RE: [PATCH] iommu/vt-d: Atomic breakdown of IOPT into finer granularity

From: Tian, Kevin
Date: Mon Aug 14 2023 - 23:17:57 EST


> From: Baolu Lu <baolu.lu@xxxxxxxxxxxxxxx>
> Sent: Tuesday, August 15, 2023 10:06 AM
>
> [Please allow me to include Kevin and Alex in this thread.]
>
> On 2023/8/14 20:10, Jie Ji wrote:
> > With the addition of IOMMU support for IO page fault, it's now possible
> > to unpin the memory which DMA remapping. However, the lack of support
> > for unmapping a subrange of the I/O page table (IOPT) in IOMMU can lead
> > to some issues.
>
> Is this the right contract about how iommu_map/unmap() should be used?
> If I remember it correctly, IOVA ranges should be mapped in pairs. That
> means, if a range is mapped by iommu_map(), the same range should be
> unmapped with iommu_unmap().
>
> Any misunderstanding or anything changed?
>
> >
> > For instance, a virtual machine can establish IOPT of 2M/1G for better
> > performance, while the host system enable swap and attempts to swap out
> > some 4K pages. Unfortunately, unmap subrange of the large-page mapping
> > will make IOMMU page walk to error level, and finally cause kernel crash.
>
> Sorry that I can't fully understand this use case. Are you talking about
> the nested translation where user spaces manage their own IO page
> tables? But how can those pages been swapped out?
>

It's not related to nested.
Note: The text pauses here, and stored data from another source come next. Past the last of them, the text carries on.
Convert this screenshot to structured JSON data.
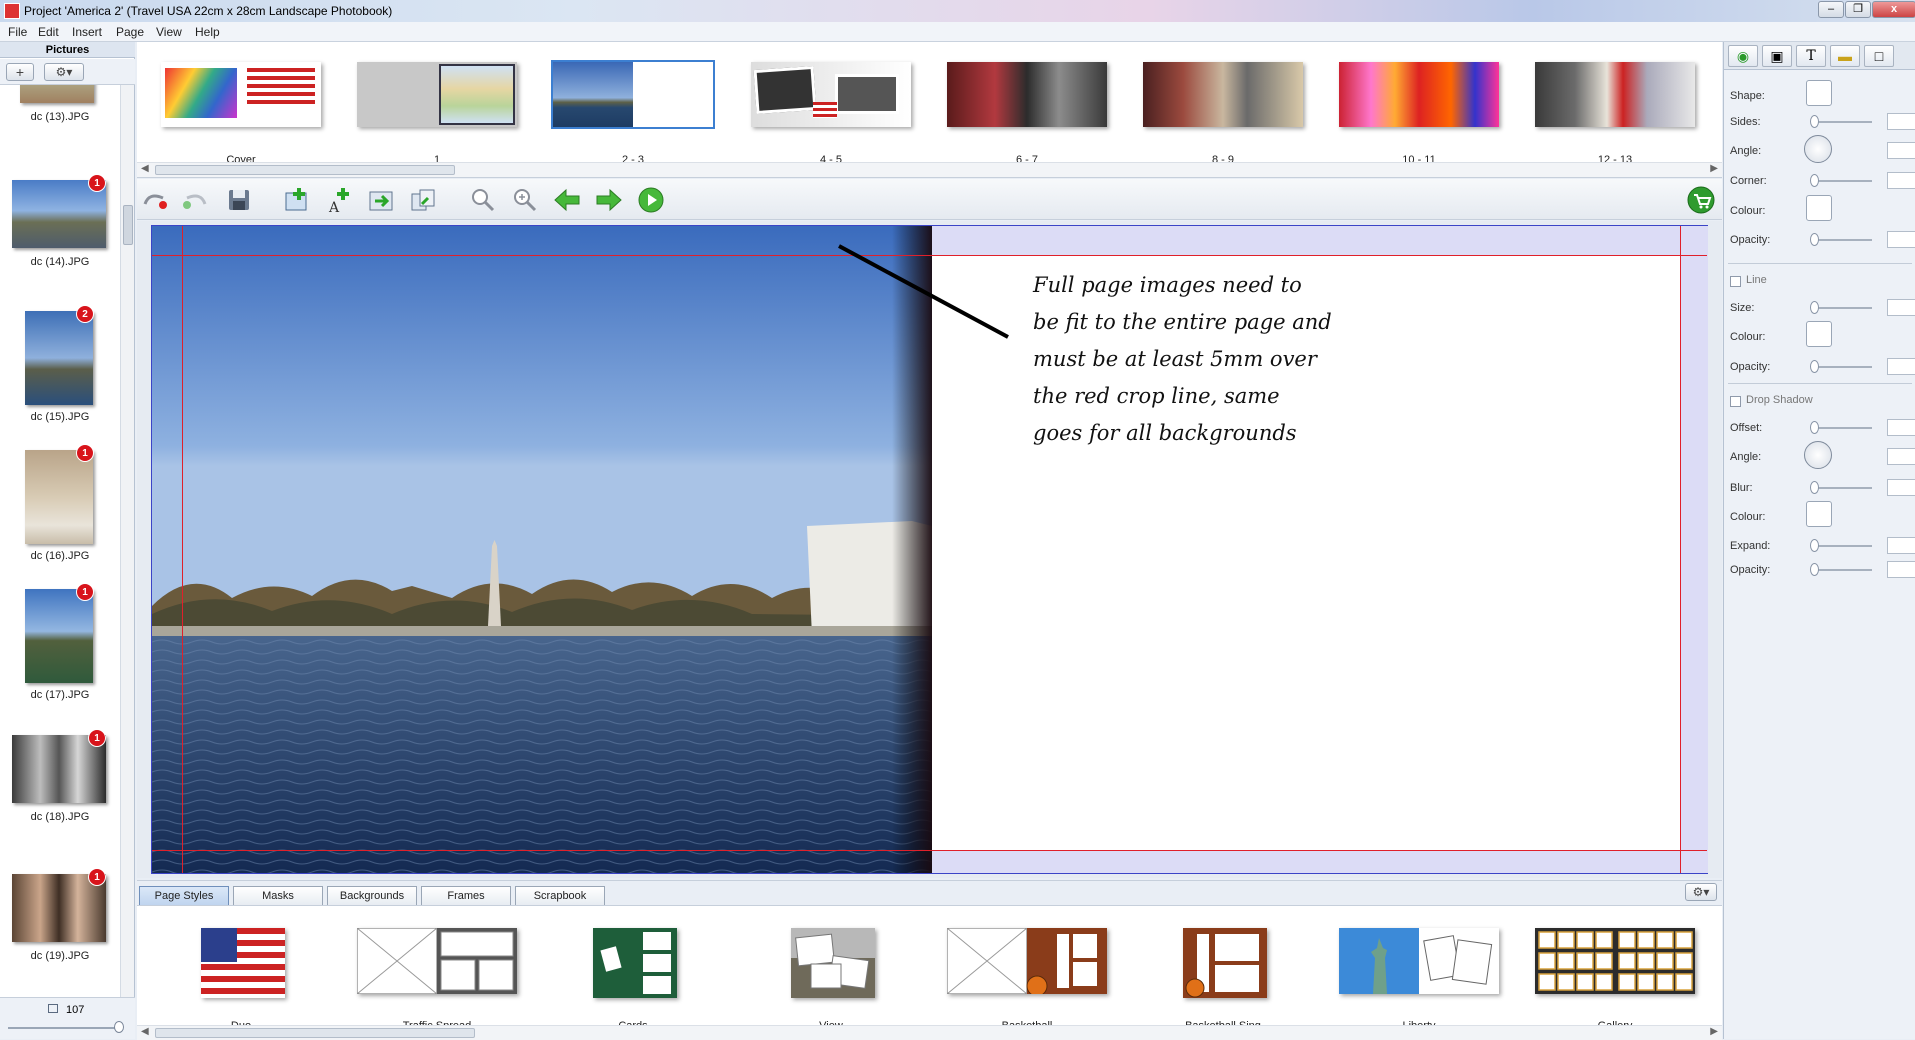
{
  "window": {
    "title": "Project 'America 2' (Travel USA 22cm x 28cm Landscape Photobook)",
    "controls": [
      "–",
      "❐",
      "x"
    ]
  },
  "menu": [
    "File",
    "Edit",
    "Insert",
    "Page",
    "View",
    "Help"
  ],
  "pictures_panel": {
    "header": "Pictures",
    "add_label": "+",
    "settings_label": "⚙▾",
    "count": "107",
    "items": [
      {
        "label": "dc (13).JPG",
        "badge": ""
      },
      {
        "label": "dc (14).JPG",
        "badge": "1"
      },
      {
        "label": "dc (15).JPG",
        "badge": "2"
      },
      {
        "label": "dc (16).JPG",
        "badge": "1"
      },
      {
        "label": "dc (17).JPG",
        "badge": "1"
      },
      {
        "label": "dc (18).JPG",
        "badge": "1"
      },
      {
        "label": "dc (19).JPG",
        "badge": "1"
      }
    ]
  },
  "spreads": [
    {
      "label": "Cover"
    },
    {
      "label": "1"
    },
    {
      "label": "2 - 3",
      "selected": true
    },
    {
      "label": "4 - 5"
    },
    {
      "label": "6 - 7"
    },
    {
      "label": "8 - 9"
    },
    {
      "label": "10 - 11"
    },
    {
      "label": "12 - 13"
    }
  ],
  "toolbar_icons": [
    "undo-icon",
    "redo-icon",
    "save-icon",
    "add-picture-icon",
    "add-text-icon",
    "export-icon",
    "share-icon",
    "zoom-out-icon",
    "zoom-in-icon",
    "previous-page-icon",
    "next-page-icon",
    "preview-icon",
    "cart-icon"
  ],
  "annotation_text": "Full page images need to be fit to the entire page and must be at least 5mm over the red crop line, same goes for all backgrounds",
  "bottom_tabs": [
    {
      "label": "Page Styles",
      "active": true
    },
    {
      "label": "Masks"
    },
    {
      "label": "Backgrounds"
    },
    {
      "label": "Frames"
    },
    {
      "label": "Scrapbook"
    }
  ],
  "page_styles": [
    {
      "label": "Duo"
    },
    {
      "label": "Traffic Spread"
    },
    {
      "label": "Cards"
    },
    {
      "label": "View"
    },
    {
      "label": "Basketball"
    },
    {
      "label": "Basketball Sing"
    },
    {
      "label": "Liberty"
    },
    {
      "label": "Gallery"
    }
  ],
  "properties": {
    "rows": [
      {
        "label": "Shape:",
        "kind": "swatch"
      },
      {
        "label": "Sides:",
        "kind": "slider"
      },
      {
        "label": "Angle:",
        "kind": "dial"
      },
      {
        "label": "Corner:",
        "kind": "slider"
      },
      {
        "label": "Colour:",
        "kind": "swatch"
      },
      {
        "label": "Opacity:",
        "kind": "slider"
      }
    ],
    "line_section": "Line",
    "line_rows": [
      {
        "label": "Size:",
        "kind": "slider"
      },
      {
        "label": "Colour:",
        "kind": "swatch"
      },
      {
        "label": "Opacity:",
        "kind": "slider"
      }
    ],
    "shadow_section": "Drop Shadow",
    "shadow_rows": [
      {
        "label": "Offset:",
        "kind": "slider"
      },
      {
        "label": "Angle:",
        "kind": "dial"
      },
      {
        "label": "Blur:",
        "kind": "slider"
      },
      {
        "label": "Colour:",
        "kind": "swatch"
      },
      {
        "label": "Expand:",
        "kind": "slider"
      },
      {
        "label": "Opacity:",
        "kind": "slider"
      }
    ]
  },
  "colors": {
    "crop_line": "#e0202a",
    "badge": "#d8141b",
    "selection": "#3c7fd1"
  }
}
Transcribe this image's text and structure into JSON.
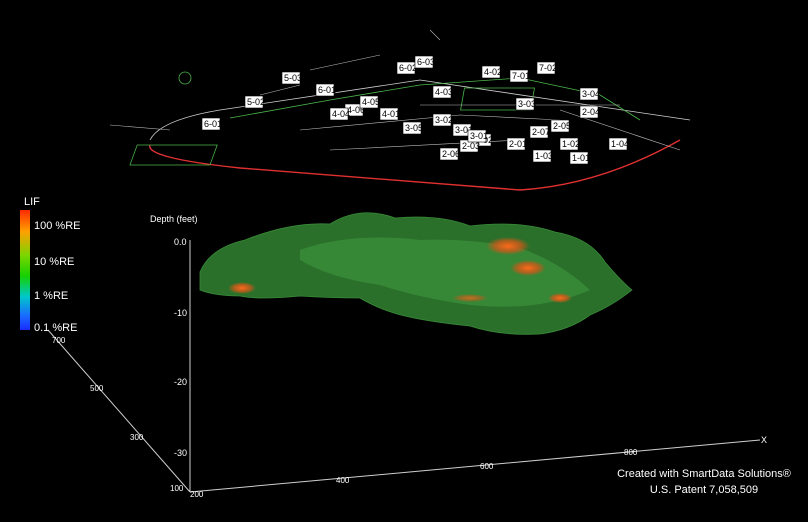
{
  "legend": {
    "title": "LIF",
    "labels": [
      "100 %RE",
      "10 %RE",
      "1 %RE",
      "0.1 %RE"
    ]
  },
  "axes": {
    "depth_title": "Depth (feet)",
    "depth_ticks": [
      "0.0",
      "-10",
      "-20",
      "-30"
    ],
    "x_ticks": [
      "200",
      "400",
      "600",
      "800"
    ],
    "x_letter": "X",
    "y_ticks": [
      "100",
      "300",
      "500",
      "700"
    ]
  },
  "wells": [
    "6-01",
    "5-02",
    "5-03",
    "6-02",
    "6-03",
    "6-01",
    "4-06",
    "4-05",
    "4-04",
    "4-01",
    "3-05",
    "4-03",
    "4-02",
    "3-01",
    "3-02",
    "3-02",
    "2-06",
    "2-03",
    "2-01",
    "2-07",
    "1-03",
    "1-01",
    "1-02",
    "2-05",
    "3-03",
    "3-04",
    "2-04",
    "1-04",
    "3-01",
    "7-01",
    "7-02"
  ],
  "credit": {
    "line1": "Created with SmartData Solutions®",
    "line2": "U.S. Patent 7,058,509"
  },
  "colors": {
    "background": "#000000",
    "plume": "#2f7d2f",
    "hotspot": "#d8641a",
    "site_lines": "#4cb84c",
    "road": "#e03030",
    "axis": "#cccccc"
  }
}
I think they are interested in I/O page fault in
stage-2 so there is no need to pin the guest memory.

But I don't think this patch along makes any sense. It should be part of
a big series which enables iommufd to support stage-2 page fault, e.g.
iommufd will register a fault handler on stage-2 hwpt which first calls
handle_mm_fault() to fix cpu page table then calls iommu_map() to
setup the iova mapping. Then upon mmu notifier on any host mapping
changes from mm, iommufd calls iommu_unmap() or other helpers to
adjust the iova mapping accordingly.

the io_pagetable metadata which tracks user request is unchanged
in that process.

vfio driver needs report to iommufd whether a bound device can fully
support I/O page fault for all DMA requests (beyond what PCI PRI allows).

There are a lot to do before we need take time to review this iommu
driver specific change.